Last Updated Dec 18, 2007 9:21 AM EST
- They're too product-oriented. Most B2B sales involve outsourcing a function, which means a combination of products and services customized to meet a particular customer's unique situation. A brochure, by it's nature, can only describe the products or services, and not the business impact of customized outsourcing, which is what the customer is actually buying.
- They're ridiculously cheesy. Brochures for B2B products are often full of pictures of grade-B photographer's models pretending that they're business people, along with strings of dopey buzzwords and biz blab. (I realize that these are attempts to sell "benefits" but they're usual so awful!) Much of the time the brochure is just at multi-page advertisement -- with no reason (like an accompanying article) to bother to open it.
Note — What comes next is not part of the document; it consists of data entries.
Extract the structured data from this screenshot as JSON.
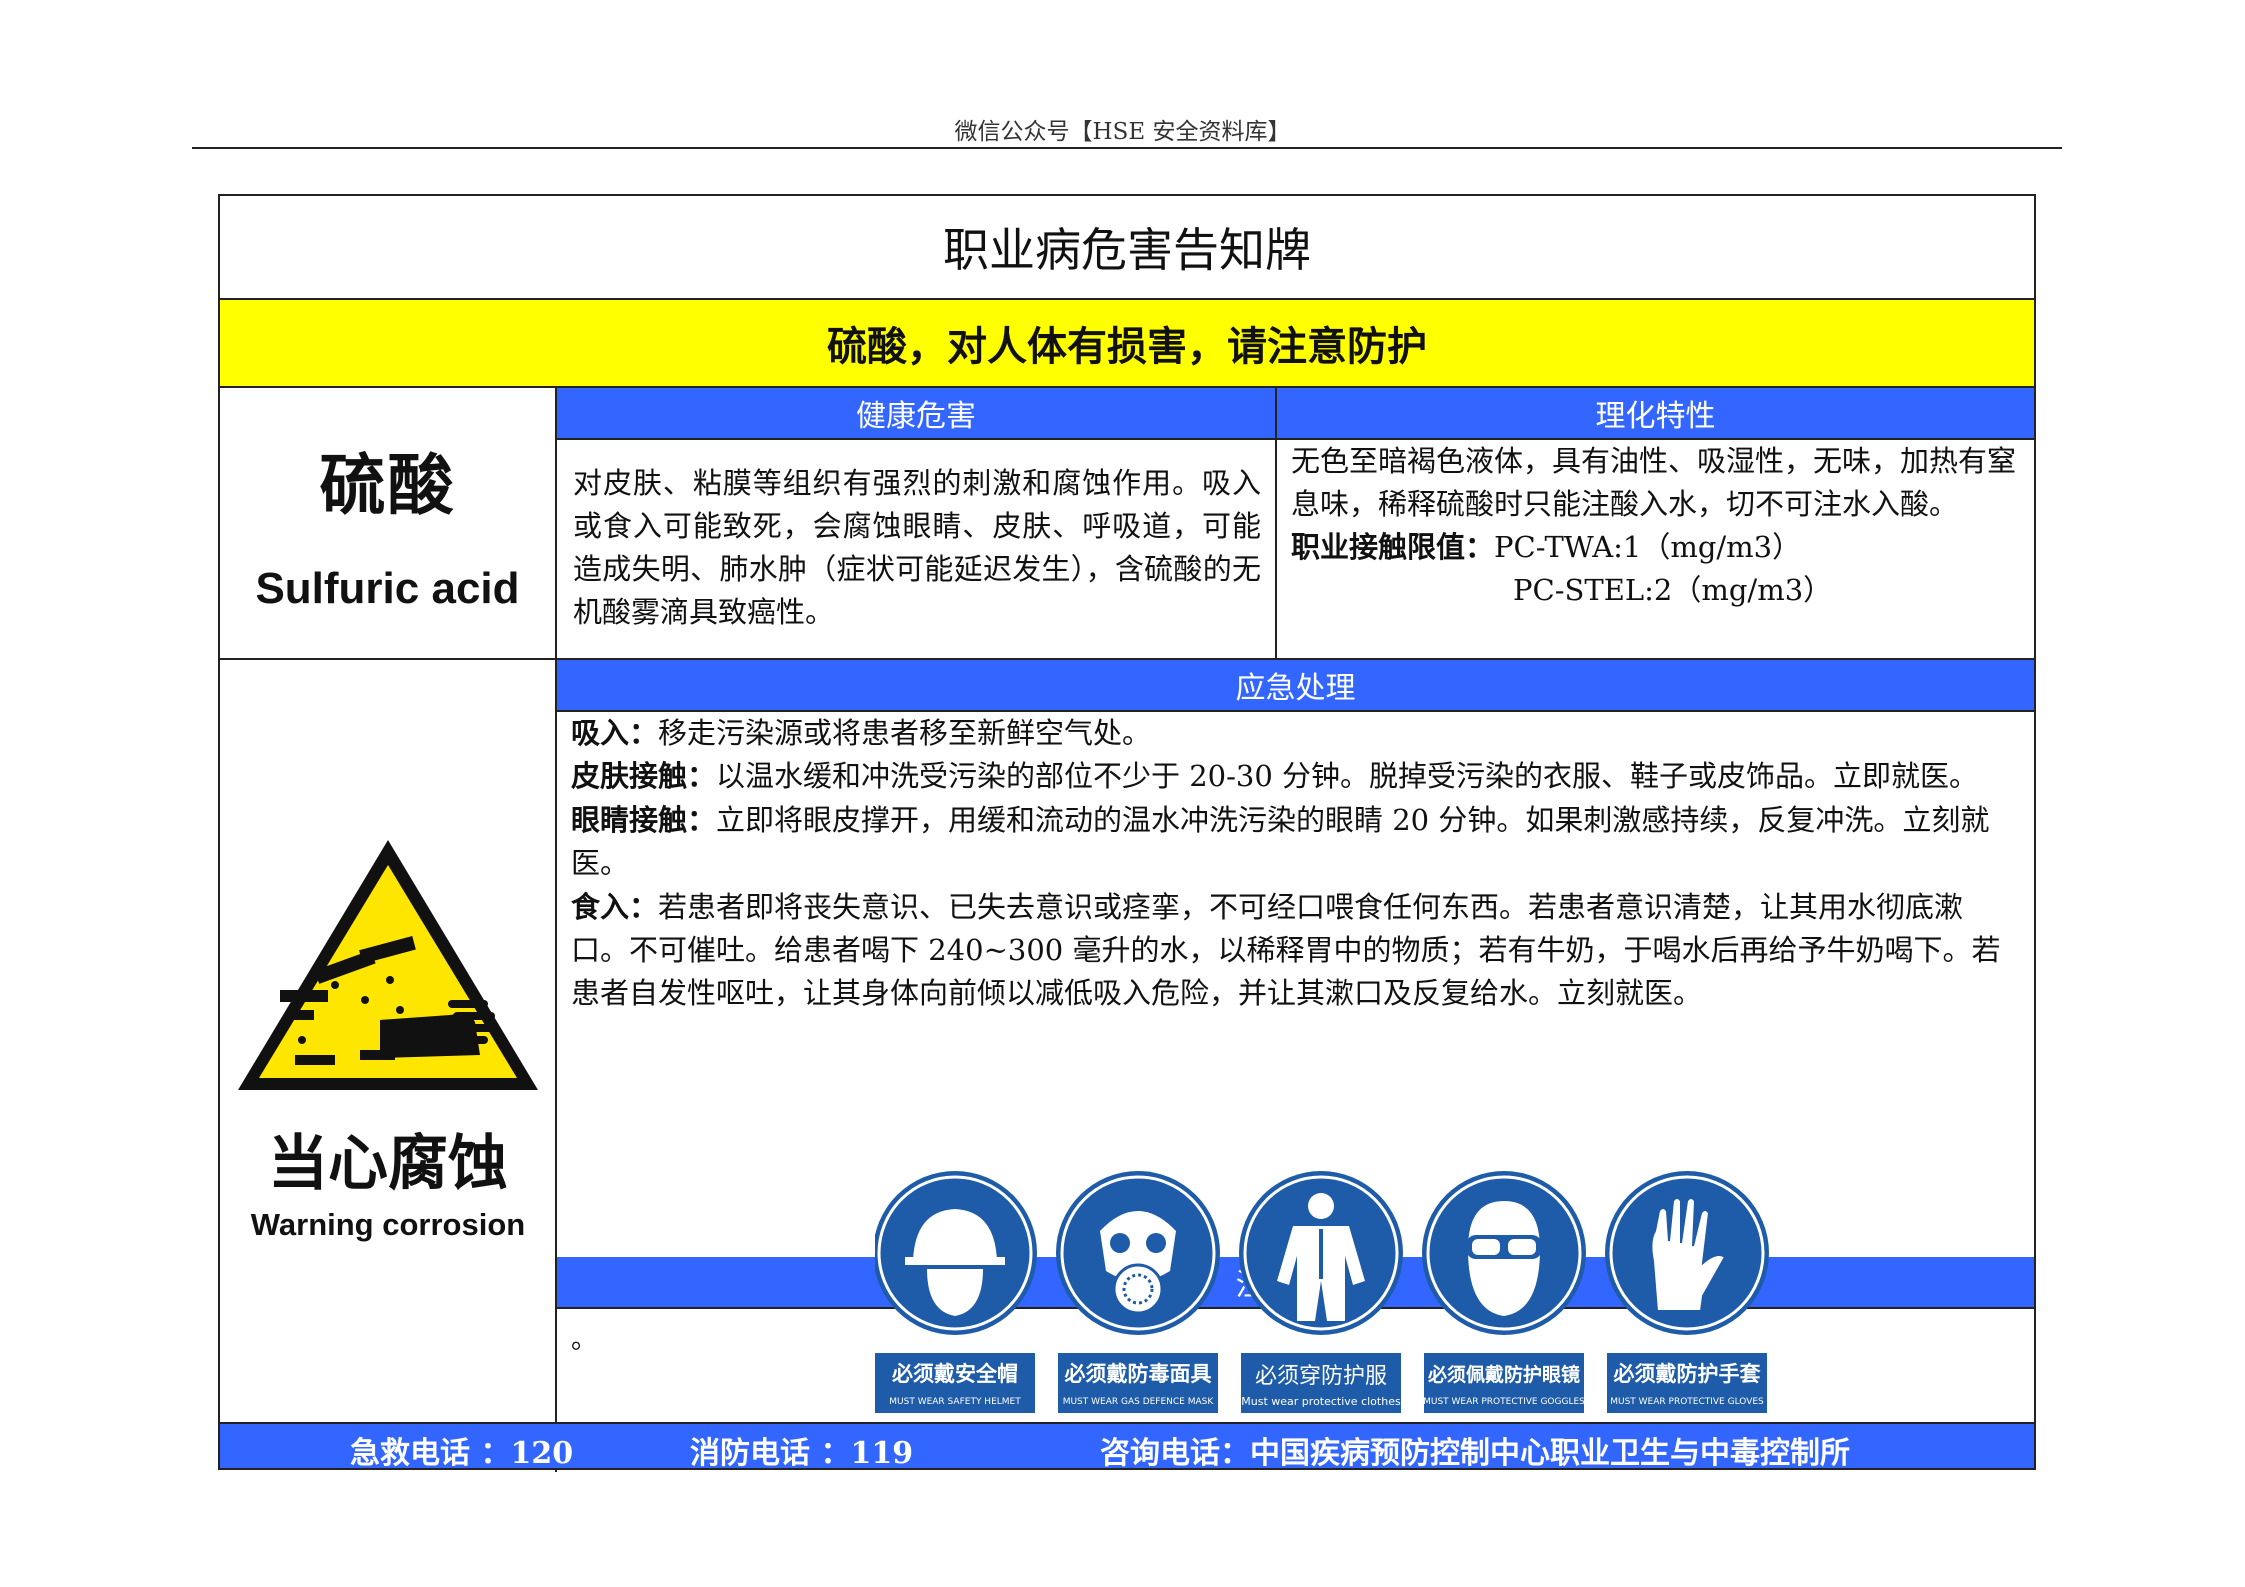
{
  "header": {
    "source": "微信公众号【HSE 安全资料库】"
  },
  "board": {
    "title": "职业病危害告知牌",
    "warning": "硫酸，对人体有损害，请注意防护",
    "chemical_cn": "硫酸",
    "chemical_en": "Sulfuric acid"
  },
  "health": {
    "heading": "健康危害",
    "text": "对皮肤、粘膜等组织有强烈的刺激和腐蚀作用。吸入或食入可能致死，会腐蚀眼睛、皮肤、呼吸道，可能造成失明、肺水肿（症状可能延迟发生），含硫酸的无机酸雾滴具致癌性。"
  },
  "properties": {
    "heading": "理化特性",
    "text": "无色至暗褐色液体，具有油性、吸湿性，无味，加热有窒息味，稀释硫酸时只能注酸入水，切不可注水入酸。",
    "limit_label": "职业接触限值：",
    "limit_twa": "PC-TWA:1（mg/m3）",
    "limit_stel": "PC-STEL:2（mg/m3）"
  },
  "sign": {
    "label_cn": "当心腐蚀",
    "label_en": "Warning corrosion",
    "icon": "corrosion-warning-icon"
  },
  "emergency": {
    "heading": "应急处理",
    "items": [
      {
        "label": "吸入：",
        "text": "移走污染源或将患者移至新鲜空气处。"
      },
      {
        "label": "皮肤接触：",
        "text": "以温水缓和冲洗受污染的部位不少于 20-30 分钟。脱掉受污染的衣服、鞋子或皮饰品。立即就医。"
      },
      {
        "label": "眼睛接触：",
        "text": "立即将眼皮撑开，用缓和流动的温水冲洗污染的眼睛 20 分钟。如果刺激感持续，反复冲洗。立刻就医。"
      },
      {
        "label": "食入：",
        "text": "若患者即将丧失意识、已失去意识或痉挛，不可经口喂食任何东西。若患者意识清楚，让其用水彻底漱口。不可催吐。给患者喝下 240~300 毫升的水，以稀释胃中的物质；若有牛奶，于喝水后再给予牛奶喝下。若患者自发性呕吐，让其身体向前倾以减低吸入危险，并让其漱口及反复给水。立刻就医。"
      }
    ]
  },
  "protection": {
    "heading": "注意防护",
    "note": "。",
    "signs": [
      {
        "cn": "必须戴安全帽",
        "en": "MUST WEAR SAFETY HELMET",
        "icon": "helmet-icon"
      },
      {
        "cn": "必须戴防毒面具",
        "en": "MUST WEAR GAS DEFENCE MASK",
        "icon": "gas-mask-icon"
      },
      {
        "cn": "必须穿防护服",
        "en": "Must wear protective clothes",
        "icon": "protective-suit-icon"
      },
      {
        "cn": "必须佩戴防护眼镜",
        "en": "MUST WEAR PROTECTIVE GOGGLES",
        "icon": "goggles-icon"
      },
      {
        "cn": "必须戴防护手套",
        "en": "MUST WEAR PROTECTIVE GLOVES",
        "icon": "gloves-icon"
      }
    ],
    "colors": {
      "blue": "#1e5ba8",
      "caption_bg": "#1e5ba8"
    }
  },
  "footer": {
    "first_aid": "急救电话 ：120",
    "fire": "消防电话 ：119",
    "consult": "咨询电话：中国疾病预防控制中心职业卫生与中毒控制所"
  },
  "colors": {
    "accent_blue": "#3366ff",
    "warning_yellow": "#ffff00"
  }
}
- They're redundant or out-of-date. In most cases, the brochure is a subset of what's available on the website. While I'm no fan of "brochure-ware" websites they do have the advantage of providing depth (like detailed case-studies, white papers, etc.) and they can be updated to reflect product changes, news stories and other information that timely. In today's fast-moving world, a brochure, once printed, is generally out of date.
- Nobody reads them. Answer honestly. Have you ever read a brochure? I've probably received several hundred over the years and I've never, ever read a brochure. Maybe I glanced at the cover and read the headline, but nothing more. And remember, as somebody who writes about high tech, I actually have (theoretically at least) a reason to read the damn things. I'll be surprised if any admits to having read one.
- They're expensive. Brochures must be written, edited, reviewed, laid out, re-edited, re-reviewed, re-laid out, and then printed, generally in 4 color on glossy paper. It's not at all unusual for a brochure with a print run of 20,000 to cost $100,000 or more. That's a lot of money for a document that's out of date immediately, and which nobody is likely to actually read.
- They encourage lousy sales practices. There's this entire "I'll send you a brochure" thing that goes on in sales cycle. It's suppose to be a way to keep the prospect interested, but in my opinion, it's really just a way to make the sales rep think that a deal is still alive when in fact it's already dead as a dog. I simply don't believe that sending somebody a fancy piece of paper that's going directly into the circular file cabinet is going to do anything to move a sale forward.
Of course, a fancy brochure has the exact opposite effect on me. Whenever I see a fancy brochure, I figure that the company is inefficient, burdened by a marketing group that's wasting money. And my opinion of the company -- as reflected in what I write -- suffers. But that's just me. I suppose there must be some benighted souls out there who think that a fancy brochure bequeaths legitimacy. Otherwise they'd disappear from the face of the business world.
What do you think? Have you ever had a sales opportunity develop or close as the result of a brochure?
Seriously: if somebody out there thinks they're useful, I want to know.